Belize is unable to service its debt to Venezuela, believed to be close to half a billion dollars, by way of the now defunct PetroCaribe program due to international sanctions placed on the country in the wake of turbulent and unstable economic and political conditions in the troubled South American nation, according to Financial Secretary Joseph Waight.

According to Waight, due to the sanctions placed on Venezuela by the United States as political pressure mounts against embattled President Nicolas Maduro, the country has been unable to accept payments from the countries in the PetroCaribe program in US dollars and Euros. As such, Belize has been unable to make payments to Venezuela as per the terms of the PetroCaribe arrangement, which afforded Belize fuel at preferential rates and financing over a 20-year period at 1 percent interest.

In the meantime, Waight said, Belize has diverted those payments to an escrow account with the intention of making those payments to Venezuela at any point such sanctions are lifted and the country is able to receive the payments. He also said Belize has not purchased fuel from Venezuela in almost a year-and-a-half.

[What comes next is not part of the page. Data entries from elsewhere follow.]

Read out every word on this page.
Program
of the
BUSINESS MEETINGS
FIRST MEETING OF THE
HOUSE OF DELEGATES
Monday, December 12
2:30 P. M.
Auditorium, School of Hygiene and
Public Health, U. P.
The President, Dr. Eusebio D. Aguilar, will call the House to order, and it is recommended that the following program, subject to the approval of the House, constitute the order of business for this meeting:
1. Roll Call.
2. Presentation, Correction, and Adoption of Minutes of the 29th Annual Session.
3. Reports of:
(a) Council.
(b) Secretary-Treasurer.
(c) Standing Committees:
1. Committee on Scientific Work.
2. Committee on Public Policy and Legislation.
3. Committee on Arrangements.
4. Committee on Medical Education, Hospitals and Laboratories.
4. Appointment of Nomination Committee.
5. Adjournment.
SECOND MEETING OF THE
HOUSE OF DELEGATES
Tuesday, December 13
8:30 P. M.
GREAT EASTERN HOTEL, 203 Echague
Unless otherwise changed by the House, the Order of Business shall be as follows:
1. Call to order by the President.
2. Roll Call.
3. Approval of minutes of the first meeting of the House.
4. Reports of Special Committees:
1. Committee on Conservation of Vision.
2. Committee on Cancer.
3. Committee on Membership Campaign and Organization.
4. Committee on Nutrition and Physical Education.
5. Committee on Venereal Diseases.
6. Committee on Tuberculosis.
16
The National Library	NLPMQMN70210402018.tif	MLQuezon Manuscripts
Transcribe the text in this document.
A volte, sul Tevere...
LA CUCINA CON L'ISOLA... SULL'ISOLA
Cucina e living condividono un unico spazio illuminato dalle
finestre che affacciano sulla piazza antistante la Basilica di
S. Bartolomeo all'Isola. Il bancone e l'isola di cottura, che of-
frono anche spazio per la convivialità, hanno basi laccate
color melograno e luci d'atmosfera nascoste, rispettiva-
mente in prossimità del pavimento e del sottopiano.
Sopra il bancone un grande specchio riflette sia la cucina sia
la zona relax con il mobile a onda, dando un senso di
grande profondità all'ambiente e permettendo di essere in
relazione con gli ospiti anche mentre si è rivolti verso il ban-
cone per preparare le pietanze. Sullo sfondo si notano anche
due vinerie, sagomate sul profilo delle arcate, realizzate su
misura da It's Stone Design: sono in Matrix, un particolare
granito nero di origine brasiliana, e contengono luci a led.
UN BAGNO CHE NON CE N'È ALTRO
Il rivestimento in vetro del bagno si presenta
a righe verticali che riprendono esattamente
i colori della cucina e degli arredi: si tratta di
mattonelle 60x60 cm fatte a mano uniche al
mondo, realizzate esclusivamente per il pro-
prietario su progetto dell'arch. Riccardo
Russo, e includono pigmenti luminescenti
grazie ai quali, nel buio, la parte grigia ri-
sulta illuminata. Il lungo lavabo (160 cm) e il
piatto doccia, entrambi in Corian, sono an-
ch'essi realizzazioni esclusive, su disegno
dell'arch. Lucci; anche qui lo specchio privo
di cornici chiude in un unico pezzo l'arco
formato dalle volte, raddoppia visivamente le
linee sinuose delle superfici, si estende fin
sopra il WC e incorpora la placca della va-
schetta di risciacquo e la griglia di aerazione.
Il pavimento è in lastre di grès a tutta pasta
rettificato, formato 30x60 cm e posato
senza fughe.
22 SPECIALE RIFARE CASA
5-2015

Puma, Belize’s sole importer of fuel to the country, has since sourced fuel for local consumption from refineries in the US, mainly in Texas, Waight said. He added that the closing of the office was as a result of the continued problems Venezuela is facing. He noted that though the office has been closed to reduce cost, the company has not been dissolved.

The PetroCaribe arrangement, and more specifically, the government’s use of the funds from PetroCaribe, have been the subject of much political scrutiny and controversy over the years. The program was originally started by the late former President of Venezuela, Hugo Chavez and was carried on by Maduro.